By Lee Davis
The Over the Mountain area left quite an impression on the state track meet at Gulf Shores the weekend of May 3-4.

In Class 6A, the Hoover Bucs swept to the title in both boys’ and girls’ competition. Class 5A saw the Homewood Patriots also bring home the boys’ and girls’ championships.
Coach Devon Hind’s Hoover boys outscored runner-up Opelika 105.5-88 while Vestavia Hills finished fourth with 52 points. The Buccaneer girls chalked up 130.5 points to easily outdistance second-place Mountain Brook’s 64 total.

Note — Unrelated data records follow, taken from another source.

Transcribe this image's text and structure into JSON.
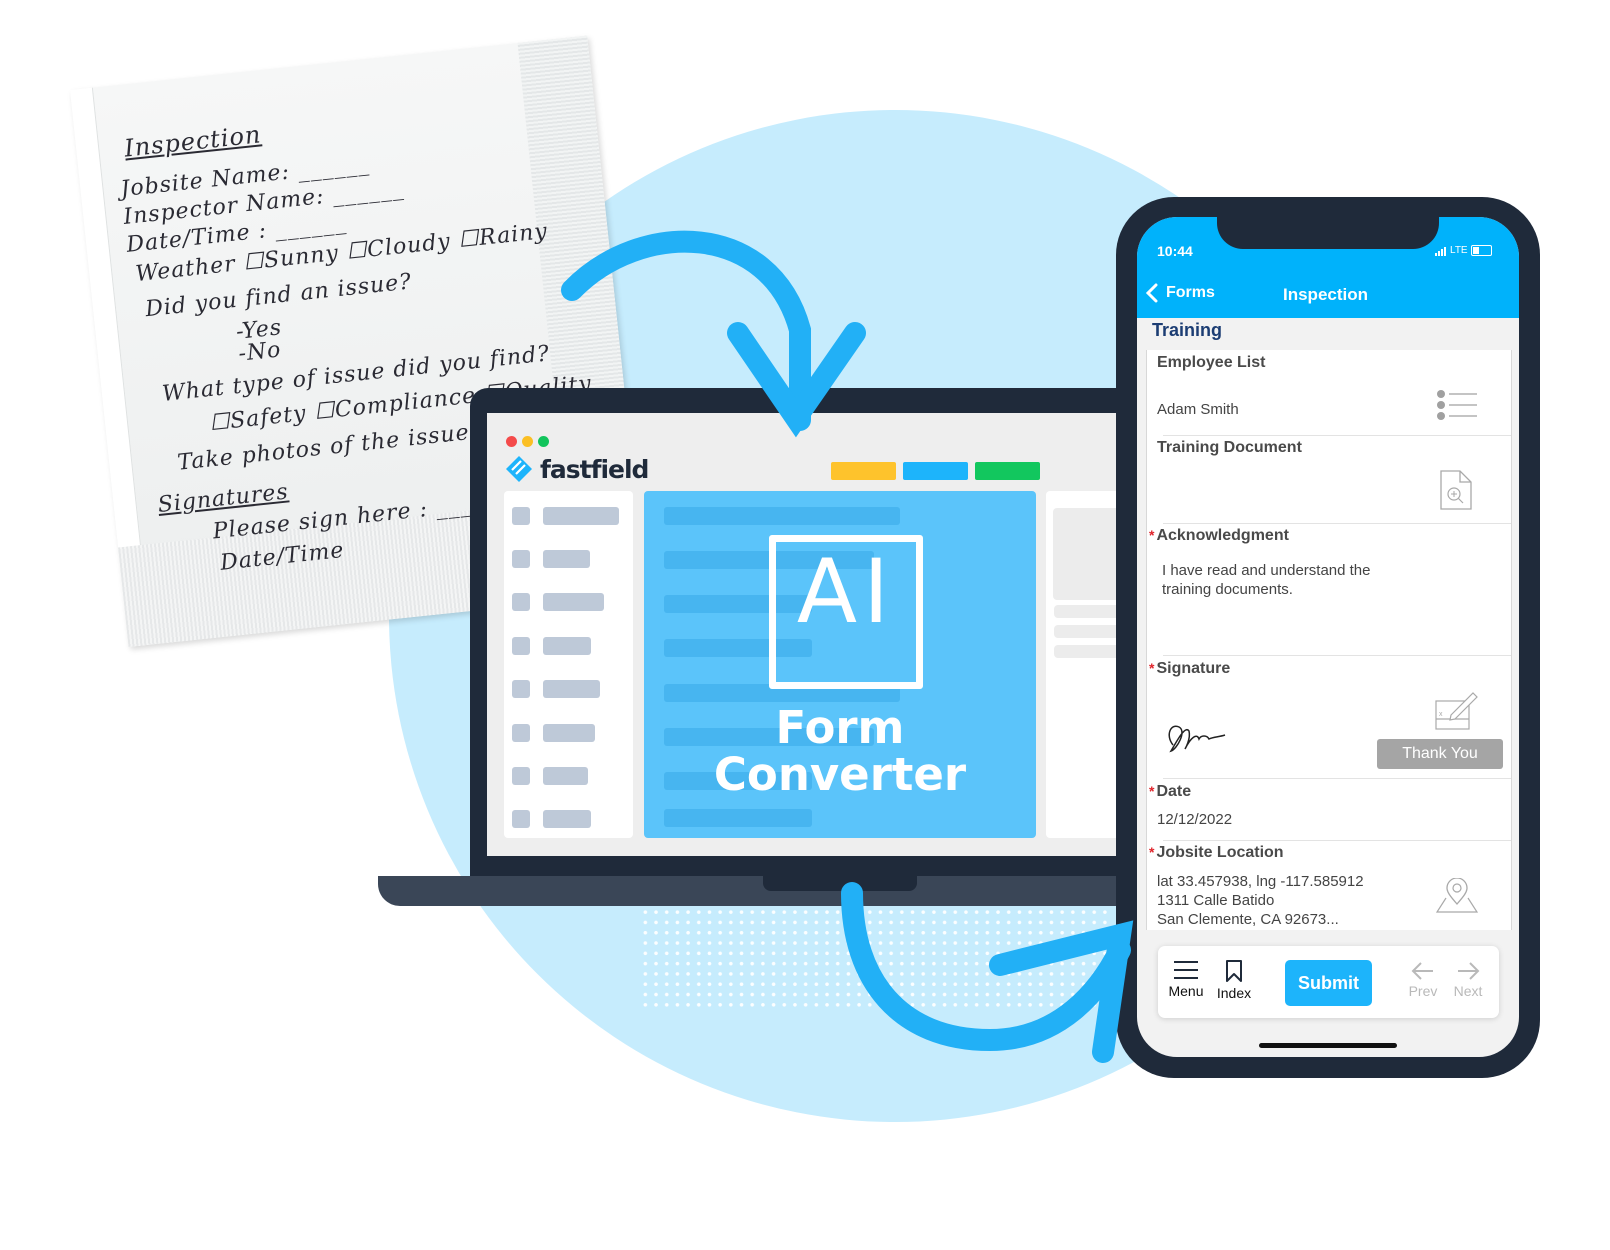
{
  "napkin": {
    "lines": [
      "Inspection",
      "Jobsite Name: ______",
      "Inspector Name: ______",
      "Date/Time : ______",
      "Weather ☐Sunny ☐Cloudy ☐Rainy",
      "Did you find an issue?",
      "-Yes",
      "-No",
      "What type of issue did you find?",
      "☐Safety ☐Compliance ☐Quality",
      "Take photos of the issue",
      "Signatures",
      "Please sign here : ____",
      "Date/Time"
    ]
  },
  "laptop": {
    "window_dots": [
      "#f44a4a",
      "#fbbf24",
      "#12c45c"
    ],
    "brand": "fastfield",
    "brand_icon": "fastfield-logo-icon",
    "toolbar_colors": [
      "#fec32c",
      "#1db4fb",
      "#12c75e"
    ],
    "ai_label": "AI",
    "title_line1": "Form",
    "title_line2": "Converter"
  },
  "phone": {
    "status": {
      "time": "10:44",
      "network": "LTE"
    },
    "nav": {
      "back_label": "Forms",
      "title": "Inspection"
    },
    "section": "Training",
    "fields": [
      {
        "label": "Employee List",
        "required": false,
        "value": "Adam Smith",
        "icon": "list-icon"
      },
      {
        "label": "Training Document",
        "required": false,
        "value": "",
        "icon": "document-zoom-icon"
      },
      {
        "label": "Acknowledgment",
        "required": true,
        "value": "I have read and understand the training documents.",
        "button": "Thank You"
      },
      {
        "label": "Signature",
        "required": true,
        "value": "",
        "icon": "signature-pad-icon"
      },
      {
        "label": "Date",
        "required": true,
        "value": "12/12/2022"
      },
      {
        "label": "Jobsite Location",
        "required": true,
        "value_lines": [
          "lat 33.457938, lng -117.585912",
          "1311 Calle Batido",
          "San Clemente, CA  92673..."
        ],
        "icon": "map-pin-icon"
      }
    ],
    "required_marker": "*",
    "bottom_bar": {
      "menu": "Menu",
      "index": "Index",
      "submit": "Submit",
      "prev": "Prev",
      "next": "Next"
    }
  },
  "colors": {
    "accent": "#1db4fb",
    "arrow": "#22b0f6",
    "circle": "#c6ecfd",
    "dark": "#1f2a3a"
  }
}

Homewood dominated the Class 5A boys’ meet by totaling 102.5 points against second-place Columbia’s 51 score. The Patriot girls, however, needed every point to narrowly defeat runner-up St. Paul’s 126.5-125.5.

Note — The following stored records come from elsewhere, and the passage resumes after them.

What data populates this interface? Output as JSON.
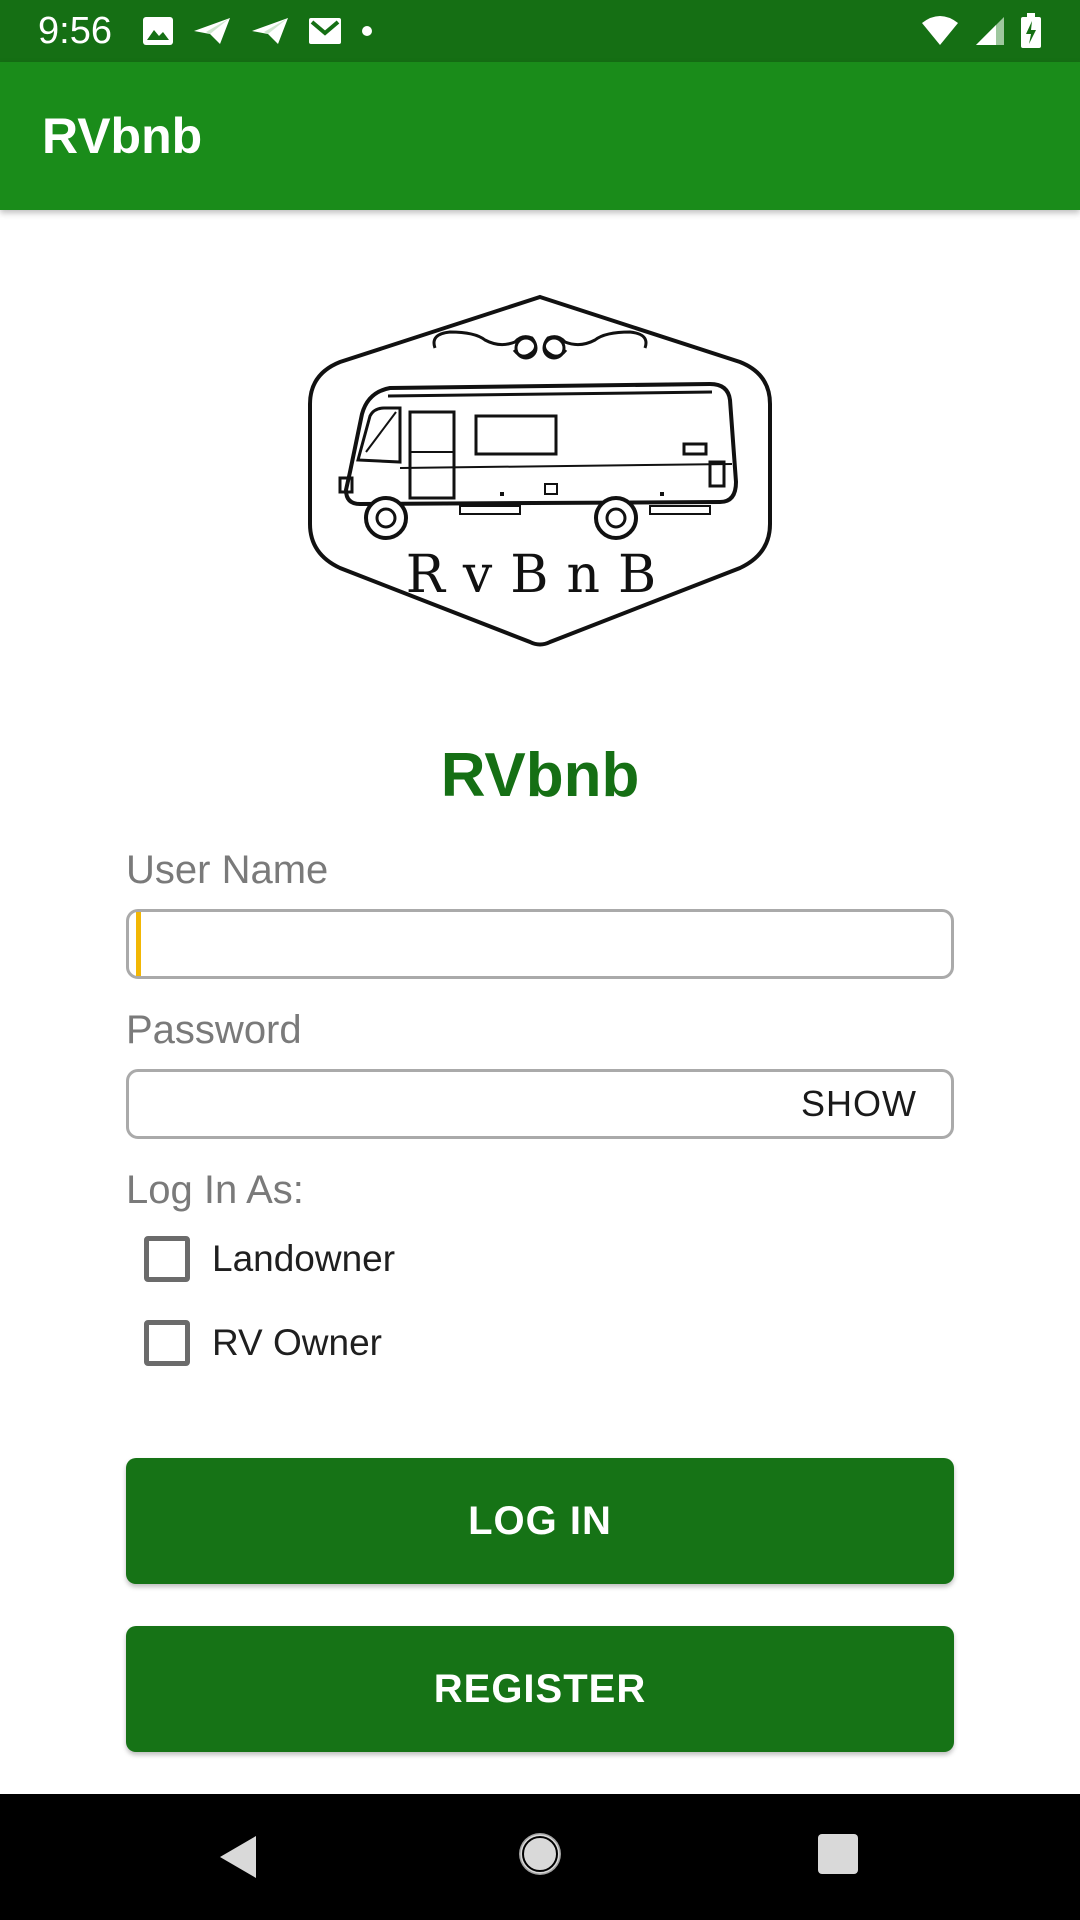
{
  "status_bar": {
    "time": "9:56",
    "left_icons": [
      "image-icon",
      "send-icon",
      "send-icon",
      "gmail-icon",
      "dot-icon"
    ],
    "right_icons": [
      "wifi-icon",
      "signal-icon",
      "battery-charging-icon"
    ]
  },
  "app_bar": {
    "title": "RVbnb"
  },
  "logo": {
    "text": "RvBnB"
  },
  "brand": {
    "title": "RVbnb"
  },
  "form": {
    "username": {
      "label": "User Name",
      "value": ""
    },
    "password": {
      "label": "Password",
      "value": "",
      "toggle_label": "SHOW"
    },
    "login_as": {
      "label": "Log In As:",
      "options": [
        {
          "label": "Landowner",
          "checked": false
        },
        {
          "label": "RV Owner",
          "checked": false
        }
      ]
    }
  },
  "buttons": {
    "login": "LOG IN",
    "register": "REGISTER"
  },
  "colors": {
    "status_bar": "#156f14",
    "app_bar": "#1a8c1a",
    "primary": "#167316",
    "caret": "#f2b705"
  },
  "nav_bar": {
    "icons": [
      "back-icon",
      "home-icon",
      "recents-icon"
    ]
  }
}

Hoover’s boys’ team was led by senior Marlon Humphrey, who overcame injuries and illness to win the 110-meter hurdles and the 300-meter hurdles. Humphrey also ran the longest leg of the 4×400 relay.

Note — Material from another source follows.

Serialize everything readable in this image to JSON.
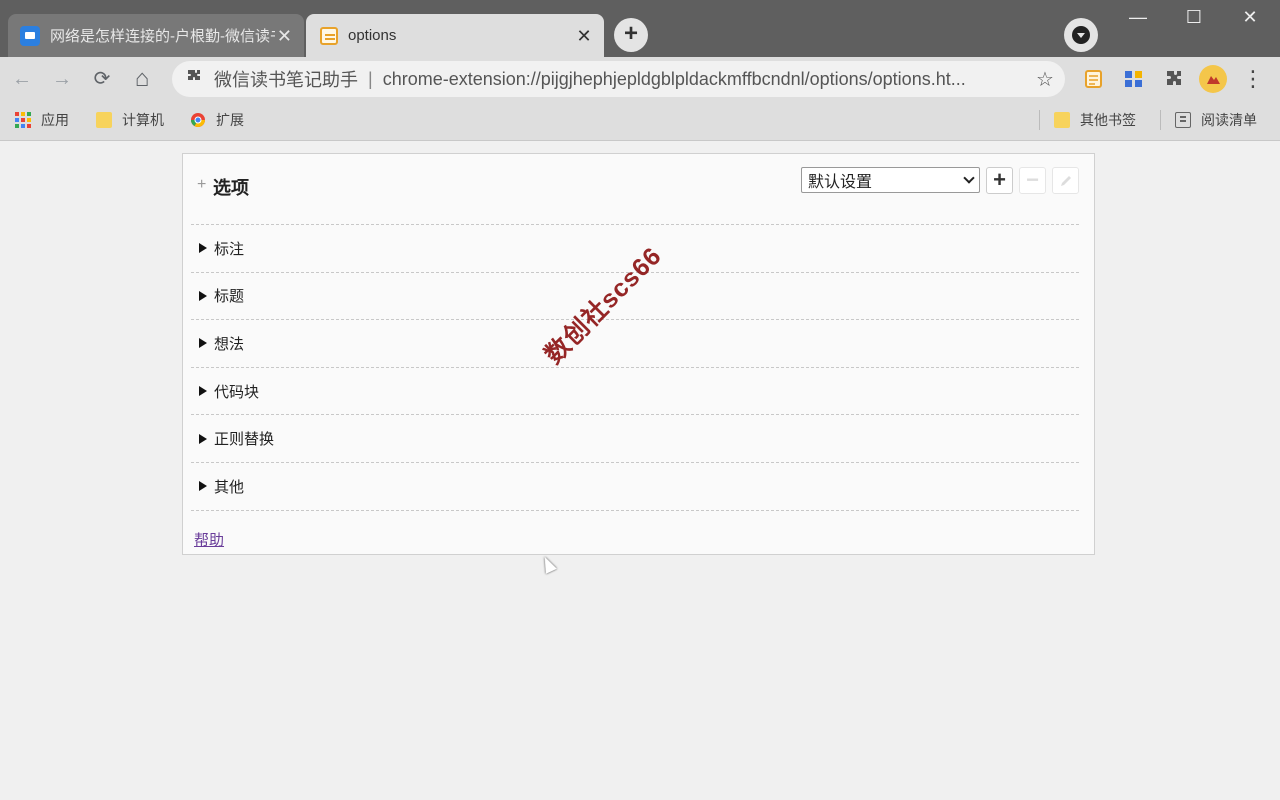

Humphrey missed most of the track season with a hamstring injury and was sick with a fever of more than 100 degrees a week before the state meet. But he was determined to run.
“I wanted to help Hoover get another blue trophy,” he said. “That was my motivation to be out there.”
Humphrey will play football for the University of Alabama next fall.
“Marlon is a team guy and gave everything he had for his teammates,” Hind said. “His legs were like Jell-O this weekend because he’s been sick all week. What he did to win those events is amazing.”
The Hoover relay team also won the 4×100 meter run, and the Bucs’ Daniel Fort took first place in the javelin throw.
Vestavia won the 4×800 meter relay
Humphrey’s sister Brittley helped her team win the girls’ title, as she took victories in the 100-meter hurdles and the 300-meter hurdles. Her time of 42.74 in the 300-meter hurdles set a new state record. Hoover’s Chloe White won the javelin throw.
“We really had a good meet for the boys and the girls,” Hind said. “I felt good about both teams all weekend–and really all year. We had some outstanding efforts from our kids.”
Mountain Brook’s Julia Leonard won the high jump, and the Lady Spartans’ Rachel Reddy took first place in the 3200-meter run.
Homewood’s girls ended St. Paul’s eight-year run as Class 5A state champions. Top performers for the Lady Patriots included Kiara Williams, who won the long jump and 100-meter hurdles, and Ann Mosely Whitsett, who took the top prize for the 800-meter run.
“We were underdogs, but I felt we could beat St. Paul’s,” Homewood coach Tom Esslinger said. “We knew we had to be our best to have a chance. A lot of our athletes really stepped up when it counted.”
The Patriots’ victory in the boys’ competition was sparked by Andy Smith, who took first place in the 1600-meter run, and Logan Sadler, who won the 800-meter run. Sadler’s teammate, Tristan Lindsey, was second in the 800 meters. Homewood also won the 4×800 meter relay.
Briarwood’s Will Edwards won the Class 5A boys’ javelin throw.
In the Class 1A meet in Selma, Westminster Oak Mountain claimed the girls’ championship with 120.5 points over second-place Addison’s 72 score. Katie Brooks Boone won the 200-meter run, 100-meter run, 400-meter run and the 300-meter hurdles. Her teammate Maddie Hoagland won the 3200 and 1600-meter run championships.
“It was great to go out with four individual championships, and winning the team championship made it even sweeter,” said Boone, a senior who will run at Auburn University next fall. “I kept remembering that this would be my final high school meet, and I wanted it to be a good one.”
Boone had hoped to break the state record in the 300-meter hurdles but came up a little short. “There was a pretty strong headwind in Selma that weekend so there weren’t too many new records set,” she said. “But I’m totally OK with how everything turned out.”
As a small private school, Westminster was not well known in athletic circles prior to the track and field team’s success, and that’s a legacy in which Boone feels great pride.
“Nobody knew much about our school until recently,” Boone said. “And I’d like to think the success our team had has given Westminster some good publicity. We were very conscious of the importance of representing the school in a positive way.”
Westminster’s boys finished third in Class 1A boys’ competition. The Eagles’ Jacob Carrell and Scott Landers finished first and second respectively in the 800-meter dash.
The Altamont School finished second in girls’ 2A competition, with Falkville taking the top spot. The Lady Knights’ Taylor Young won the 300 and 110-meter hurdles.